Back again, I had a couple of reads back through my novel and despite the fact I have written some more of it, I have reduced the word count down to 129k words. I then left it for a year! Lockdown should have been a great oppurtunity to write more or even complete it but well, it didnt happen. I would say its is finished now and by that I mean, it has the begining, middle and an end. I have written everything I wanted to get in the book and the story has been told. It feels like that is just the easy bit as now I need to make it a 'really good read' and make it flow! There are bits I dont like and even a character that I want to write out of the novel as, I feel he is pointless and add little, if anything to the story.

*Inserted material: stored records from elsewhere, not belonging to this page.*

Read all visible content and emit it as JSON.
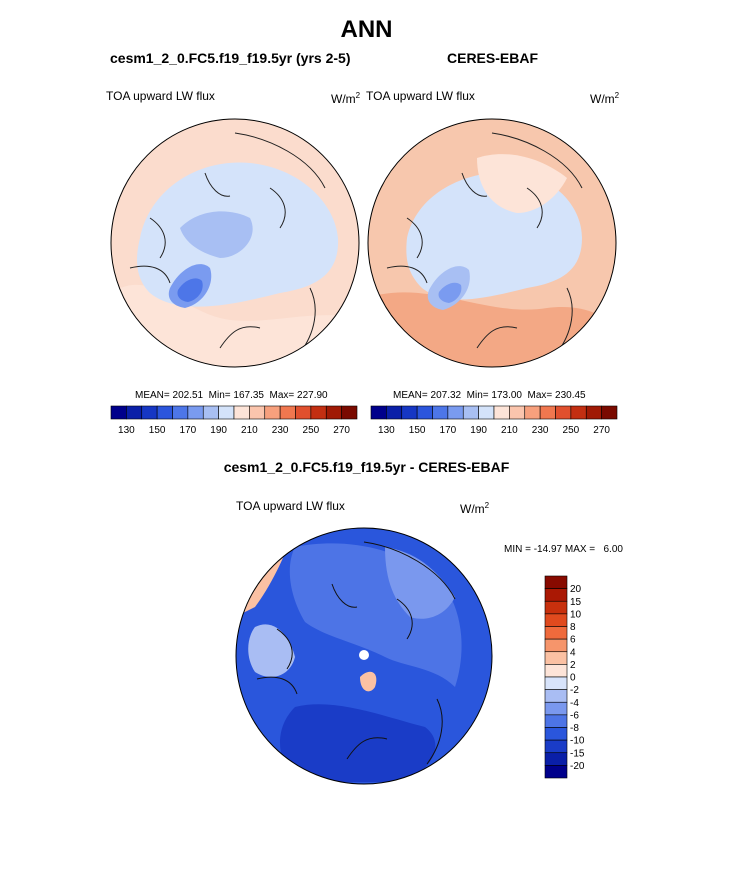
{
  "page": {
    "title": "ANN",
    "panel_left_title": "cesm1_2_0.FC5.f19_f19.5yr (yrs 2-5)",
    "panel_right_title": "CERES-EBAF",
    "panel_diff_title": "cesm1_2_0.FC5.f19_f19.5yr - CERES-EBAF"
  },
  "colors": {
    "seq_palette": [
      "#00008b",
      "#0a1fa8",
      "#1637c4",
      "#2b55dc",
      "#4d76e8",
      "#7a9bf0",
      "#a8bff3",
      "#d4e3fa",
      "#fde4d8",
      "#fbc5ad",
      "#f7a07d",
      "#f0774f",
      "#e0502e",
      "#c32f12",
      "#a01a05",
      "#7a0a00"
    ],
    "diff_palette": [
      "#00008b",
      "#0a1fa8",
      "#1a3cc7",
      "#2a56dc",
      "#4d74e6",
      "#7a98ee",
      "#a9bdf3",
      "#d8e4fb",
      "#fde4d8",
      "#fbc1a3",
      "#f6956b",
      "#ef6a3c",
      "#e04a1e",
      "#c8300d",
      "#aa1804",
      "#880a00"
    ],
    "map_bg_left": "#fbdccd",
    "map_bg_right": "#f7c7ad"
  },
  "chart_data": [
    {
      "type": "heatmap",
      "projection": "polar-stereographic-north",
      "panel_title": "cesm1_2_0.FC5.f19_f19.5yr (yrs 2-5)",
      "left_label": "TOA upward LW flux",
      "units_main": "W/m",
      "units_sup": "2",
      "stats_text": "MEAN= 202.51  Min= 167.35  Max= 227.90",
      "mean": 202.51,
      "min": 167.35,
      "max": 227.9,
      "colorbar_ticks": [
        "130",
        "150",
        "170",
        "190",
        "210",
        "230",
        "250",
        "270"
      ]
    },
    {
      "type": "heatmap",
      "projection": "polar-stereographic-north",
      "panel_title": "CERES-EBAF",
      "left_label": "TOA upward LW flux",
      "units_main": "W/m",
      "units_sup": "2",
      "stats_text": "MEAN= 207.32  Min= 173.00  Max= 230.45",
      "mean": 207.32,
      "min": 173.0,
      "max": 230.45,
      "colorbar_ticks": [
        "130",
        "150",
        "170",
        "190",
        "210",
        "230",
        "250",
        "270"
      ]
    },
    {
      "type": "heatmap",
      "projection": "polar-stereographic-north",
      "panel_title": "cesm1_2_0.FC5.f19_f19.5yr - CERES-EBAF",
      "left_label": "TOA upward LW flux",
      "units_main": "W/m",
      "units_sup": "2",
      "stats_text": "MIN = -14.97 MAX =   6.00",
      "min": -14.97,
      "max": 6.0,
      "colorbar_levels": [
        "20",
        "15",
        "10",
        "8",
        "6",
        "4",
        "2",
        "0",
        "-2",
        "-4",
        "-6",
        "-8",
        "-10",
        "-15",
        "-20"
      ]
    }
  ]
}
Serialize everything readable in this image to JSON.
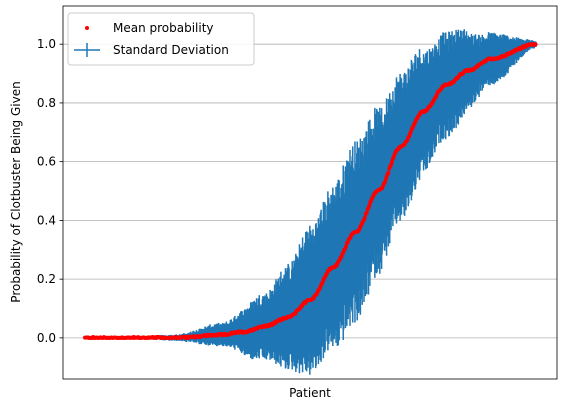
{
  "chart_data": {
    "type": "scatter",
    "title": "",
    "xlabel": "Patient",
    "ylabel": "Probability of Clotbuster Being Given",
    "ylim": [
      -0.14,
      1.13
    ],
    "yticks": [
      0.0,
      0.2,
      0.4,
      0.6,
      0.8,
      1.0
    ],
    "ytick_labels": [
      "0.0",
      "0.2",
      "0.4",
      "0.6",
      "0.8",
      "1.0"
    ],
    "grid": "y-axis only",
    "legend_placement": "top-left",
    "x_ticks_shown": false,
    "patient_count": 1000,
    "series": [
      {
        "name": "Mean probability",
        "marker": "dot",
        "color": "#ff0000"
      },
      {
        "name": "Standard Deviation",
        "marker": "vertical error bars",
        "color": "#1f77b4"
      }
    ],
    "mean_curve_control_points": {
      "x": [
        0.0,
        0.1,
        0.2,
        0.3,
        0.35,
        0.4,
        0.45,
        0.5,
        0.55,
        0.6,
        0.65,
        0.7,
        0.75,
        0.8,
        0.85,
        0.9,
        1.0
      ],
      "y": [
        0.0,
        0.0,
        0.0,
        0.01,
        0.02,
        0.04,
        0.07,
        0.13,
        0.24,
        0.36,
        0.5,
        0.65,
        0.77,
        0.86,
        0.91,
        0.95,
        1.0
      ]
    },
    "std_curve_control_points": {
      "x": [
        0.0,
        0.1,
        0.2,
        0.3,
        0.4,
        0.45,
        0.5,
        0.6,
        0.7,
        0.8,
        0.9,
        1.0
      ],
      "y": [
        0.0,
        0.002,
        0.008,
        0.03,
        0.09,
        0.14,
        0.2,
        0.24,
        0.2,
        0.14,
        0.07,
        0.01
      ]
    }
  },
  "colors": {
    "axes": "#000000",
    "grid": "#b0b0b0",
    "errorbar": "#1f77b4",
    "mean": "#ff0000",
    "legend_border": "#cccccc"
  }
}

I ended up killing him off just because I couldnt think of where to go with him. I have had two friends and my daughter read it and had good feedback by all. Its okay, I know that feedback from three people that care about you does not make a book publishable but I did choose people that wouldnt just tell me its great and would give me some negative as well as positive feedback and they did. The good thing was that a couple of points, one positive and one negative, they ALL came back with and btw. none of them know each other, so they had not discussed it. So, I have just started another read through and this time, I will be re-writing and polishing up. I will not move on from a chapter until I am completely happy with it. One question. Is it worth putting a chapter or two on here? Is it okay to do that? I think over the coming weeks I will be using this site a lot and hopefully may get to know a couple of you. I hope I dont fade away again. I just noticed that I first started writing this back in 2014 (may have been 2013) so, there has been a lot of time invested in it. I have to get it done, even if it is only ever read by family and friends.
Even if you write in a kind of "stream of consciousness" way, you need to structure what you're doing into a beginning, middle and end or you will start going off on tangents or get stuck at a dead end. Also, "you" aren't going anywhere--it's your characters that drive the story, and "plot" is only the stage things happen on.
It's perfectly fine to do that, but if you want to put chapters on the site, you need to put it the writing workshop section. You also need to give critiques for other users on their writing workshop posts before you are allowed to request feedback on your own work. I believe you must give constructive feedback for at least two other posts for every chapter you would like critiqued, if I recall correctly.
Okay, thanks for that. I feel a little inexperienced to offer feedback on other peoples work but I can give feedback 'as a reader' of course.
This is something I have tried to do. It has been made easier because my book is based on a journey, so I have tried to keep the group moving from place to place and their 'final goal' at the end. Great advice though and as I do my read throough, I will try to ensure I have not 'stagnated anywhere' for too long.
Yes, absolutely once you've critiqued 2 other pieces as @SolZephyr said. Do yourself a favor, though, and keep the work you post on the shorter side. Like 2-3K words. Longer pieces (like entire chapters, if they're on the long side) almost never get any feedback.